Lettice photographed the coffin from every angle squinting into the top of a square Rolex camera. At a cold lunch at The Old Keep following the funeral, she told Archie that she had taken to photography by accident; that a darling old friend had left the beloved Rolex behind after staying with her and had died before she had time to return it to him by post. ‘I began at once and modelled myself on that fascinating woman who photographed our very own Alfred, Lord Tennyson on the Isle of Man.’
‘Wight,’ Archie said. ‘Quite Wight.’
Later she compiled an album, which she gave to Victoria for her birthday. It included one picture of the coffin
– close up and smothered in wild flowers and shrivelled ferns. Under it she had written the caption ‘Edgar’s coffin. Our flowers.’
The artistic son and his wife had hastened back from France for the funeral but were too distracted by their free-range child to concentrate on the purpose of their journey, and the community in France had wired to say that the system was collapsing without the three Bobbies so they departed immediately after the church service. Roland, numb and dumb, suffered noticeably. Lettice, snapping and flashing, looked wretchedly unhappy too, particularly when Archie told her that he intended to visit Victoria and Maudie.
‘Archie, you are an angel.’ Thus he felt free to go with a clear conscience.

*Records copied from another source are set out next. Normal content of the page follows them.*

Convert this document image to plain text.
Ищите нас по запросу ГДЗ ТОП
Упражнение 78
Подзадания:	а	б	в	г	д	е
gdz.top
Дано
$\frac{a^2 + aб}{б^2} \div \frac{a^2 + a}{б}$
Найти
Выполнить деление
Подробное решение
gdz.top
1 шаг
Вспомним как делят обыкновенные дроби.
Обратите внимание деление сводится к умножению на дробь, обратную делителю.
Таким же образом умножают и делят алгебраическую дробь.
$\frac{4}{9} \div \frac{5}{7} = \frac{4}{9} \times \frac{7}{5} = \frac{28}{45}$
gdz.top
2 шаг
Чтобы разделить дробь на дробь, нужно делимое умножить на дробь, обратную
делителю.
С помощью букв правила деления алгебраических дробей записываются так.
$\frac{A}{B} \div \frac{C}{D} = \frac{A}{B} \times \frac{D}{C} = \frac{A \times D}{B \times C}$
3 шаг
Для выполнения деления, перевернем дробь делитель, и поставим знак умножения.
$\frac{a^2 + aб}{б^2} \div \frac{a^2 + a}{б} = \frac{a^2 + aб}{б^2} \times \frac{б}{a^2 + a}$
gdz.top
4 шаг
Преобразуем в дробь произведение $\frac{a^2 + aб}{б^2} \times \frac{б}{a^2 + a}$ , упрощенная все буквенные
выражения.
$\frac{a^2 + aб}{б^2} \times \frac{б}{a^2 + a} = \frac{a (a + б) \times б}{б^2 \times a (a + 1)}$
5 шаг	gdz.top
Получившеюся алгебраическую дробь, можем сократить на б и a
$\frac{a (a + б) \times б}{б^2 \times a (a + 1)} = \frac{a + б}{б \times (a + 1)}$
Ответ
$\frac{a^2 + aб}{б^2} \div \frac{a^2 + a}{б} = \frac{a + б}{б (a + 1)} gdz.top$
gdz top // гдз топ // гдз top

Roland visited Victoria in hospital. He kissed the baby and left as soon as he dared.
Archie wrote, ‘What can I say? I could write a good deal but would prefer to talk to you. Of course I would sooner you had given birth to a son but I will come and see you, if I may. Maudie is a pretty name and I’m sure you are already a wonderful mother. Your news has revived me and I no longer believe myself to be in a department store at closing time. Best love.’
Victoria answered, ‘Dearest Archie. You are very kind. Please come but don’t put yourself out. Don’t come if you think it might bother Lettice. It is terrible for her. I do hope that you will though. Best love.’
Archie went to see her the day after the funeral.
During Archie’s visit he told Victoria, ‘Lettice knew of my coming and approved of my doing so.’
He did not ask to see the baby. She was in another room with a label on her wrist.